The first time ALL I had was a nagging feeling that something was wrong. Almost a year later I found out that my suspicions had been correct. He NEVER would have told me had I not found out and in fact had denied it each time I talked with him about being suspicious.

He even said things like "How can you not trust me?", "You're just looking for something to be upset about.", and "Your going to cause problems in our marriage if you keep inventing things in your head."

I believe we should follow those gut instincts....you get them for a reason.

Something is wrong, even if it's just the drinking and partying. I know it's common in the military during deployment, but his actions are WAY outside of the boundaries for a married man.

I agree with the idea of going to counseling. You're not being stupid and the things you've mentioned are not piddly or dumb. Take this as an opportunity to renew your marriage. I'd do it as soon as possible.

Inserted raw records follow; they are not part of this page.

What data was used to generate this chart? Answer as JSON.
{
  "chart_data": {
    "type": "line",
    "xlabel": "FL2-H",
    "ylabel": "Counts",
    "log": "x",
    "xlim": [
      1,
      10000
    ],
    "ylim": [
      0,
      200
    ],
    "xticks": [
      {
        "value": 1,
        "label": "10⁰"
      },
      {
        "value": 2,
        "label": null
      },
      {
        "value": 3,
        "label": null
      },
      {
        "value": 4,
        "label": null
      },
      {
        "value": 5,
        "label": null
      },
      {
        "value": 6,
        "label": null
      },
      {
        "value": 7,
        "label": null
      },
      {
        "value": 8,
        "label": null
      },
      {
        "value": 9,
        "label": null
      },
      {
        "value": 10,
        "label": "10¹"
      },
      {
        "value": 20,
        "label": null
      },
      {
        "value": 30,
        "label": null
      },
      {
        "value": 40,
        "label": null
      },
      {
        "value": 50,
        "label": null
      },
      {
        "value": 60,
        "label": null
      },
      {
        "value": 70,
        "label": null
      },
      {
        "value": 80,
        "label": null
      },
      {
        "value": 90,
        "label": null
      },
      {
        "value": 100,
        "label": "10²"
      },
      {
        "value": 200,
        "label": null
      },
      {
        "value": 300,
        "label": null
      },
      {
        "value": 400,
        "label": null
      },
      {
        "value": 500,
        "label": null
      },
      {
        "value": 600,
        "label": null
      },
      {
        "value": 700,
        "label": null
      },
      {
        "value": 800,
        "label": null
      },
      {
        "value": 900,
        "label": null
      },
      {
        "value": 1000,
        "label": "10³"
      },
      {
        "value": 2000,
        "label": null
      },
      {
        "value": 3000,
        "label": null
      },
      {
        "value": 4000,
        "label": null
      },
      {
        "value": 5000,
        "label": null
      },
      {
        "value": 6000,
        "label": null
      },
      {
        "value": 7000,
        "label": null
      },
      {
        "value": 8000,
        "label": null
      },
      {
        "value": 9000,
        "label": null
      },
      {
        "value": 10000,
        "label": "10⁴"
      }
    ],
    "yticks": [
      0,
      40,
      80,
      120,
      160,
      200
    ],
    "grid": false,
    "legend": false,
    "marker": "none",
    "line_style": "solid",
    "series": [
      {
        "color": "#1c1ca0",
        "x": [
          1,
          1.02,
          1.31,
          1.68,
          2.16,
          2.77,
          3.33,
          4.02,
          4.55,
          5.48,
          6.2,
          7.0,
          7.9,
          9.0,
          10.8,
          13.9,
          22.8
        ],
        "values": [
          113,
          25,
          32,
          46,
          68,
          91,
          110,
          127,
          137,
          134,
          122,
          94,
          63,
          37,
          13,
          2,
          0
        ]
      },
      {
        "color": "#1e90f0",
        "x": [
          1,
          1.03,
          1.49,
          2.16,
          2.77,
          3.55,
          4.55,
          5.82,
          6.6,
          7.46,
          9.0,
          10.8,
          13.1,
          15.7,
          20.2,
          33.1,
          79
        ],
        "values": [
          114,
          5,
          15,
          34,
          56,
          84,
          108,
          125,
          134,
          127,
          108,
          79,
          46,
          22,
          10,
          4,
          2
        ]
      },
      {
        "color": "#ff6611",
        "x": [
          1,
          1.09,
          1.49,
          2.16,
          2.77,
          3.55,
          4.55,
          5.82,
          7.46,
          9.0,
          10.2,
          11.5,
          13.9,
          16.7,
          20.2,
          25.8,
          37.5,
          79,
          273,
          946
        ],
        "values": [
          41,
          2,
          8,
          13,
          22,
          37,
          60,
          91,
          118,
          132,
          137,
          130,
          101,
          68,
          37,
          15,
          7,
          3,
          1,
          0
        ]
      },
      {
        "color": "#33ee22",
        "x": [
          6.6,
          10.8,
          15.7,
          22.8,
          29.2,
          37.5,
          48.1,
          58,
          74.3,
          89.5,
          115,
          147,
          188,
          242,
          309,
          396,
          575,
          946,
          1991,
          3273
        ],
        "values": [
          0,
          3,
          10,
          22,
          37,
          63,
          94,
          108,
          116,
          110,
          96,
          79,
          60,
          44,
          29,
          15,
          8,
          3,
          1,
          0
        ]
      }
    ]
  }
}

Before the next deployment.

In my situation, my WH first A was 8 years ago and was purely a PA. This last deployment he met a girl and has filed for D and is considering moving out of state to be with her. We never truly dealt with the issues earlier and both contributed to a marriage in which this was possible.

You have a right to know, if that is what you want. You have a chance to study the information here, whether on the infidelity board or one of the other forums, and create a better, affair proof marriage. If nothing happened, you will still have found the tools to a wonderful relationship. If it did, you will have found the tools to deal with it. You win, either way.